Analytical Chemistry in High-Alpine Environmental Research


  • Margit Schwikowski



Snow and ice chemistry studies in the high-altitude regions of the Alps give insight into present and past atmospheric chemistry. Impurities found in snow originate from atmospheric aerosol particles or reactive trace gases and, thus, represent a broad spectrum of chemical species such as water-soluble inorganic and organic ions, insoluble minerals, organic components, soot, trace metals, etc. Consequently, a variety of analytical techniques need to be applied in snow chemistry studies, including ion chromatography, inductively coupled plasma optical emission or mass spectrometry, atomic absorption spectrometry etc. A few details of the respective methods used in our laboratory are discussed here. Since snow samples are characterised by low impurity concentrations, they are particularly sensitive with respect to stability and contamination. Thus, special care in sample handling is required.
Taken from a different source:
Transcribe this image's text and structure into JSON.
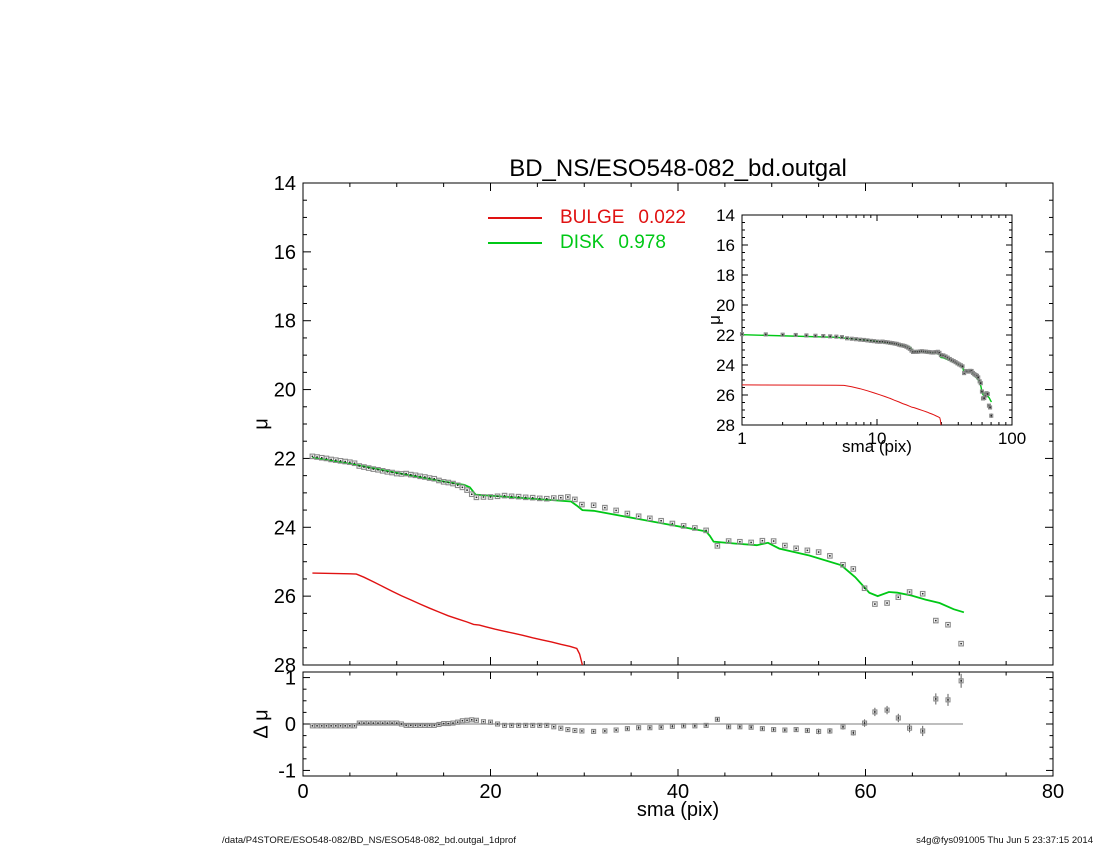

Investigations of the geographical, seasonal and year-to-year variations of the concentrations and deposition fluxes of major ionic species were carried out in the Alps. Concentrations of ammonium, nitrate and sulphate showed a West to East increase, which was, however, not reflected in the total flux, since precipitation heights exhibited an opposite pattern. Long-term records from an alpine glacier revealed substantial increases of sulphate, ammonium, nitrate, and lead in the course of the last 100 years.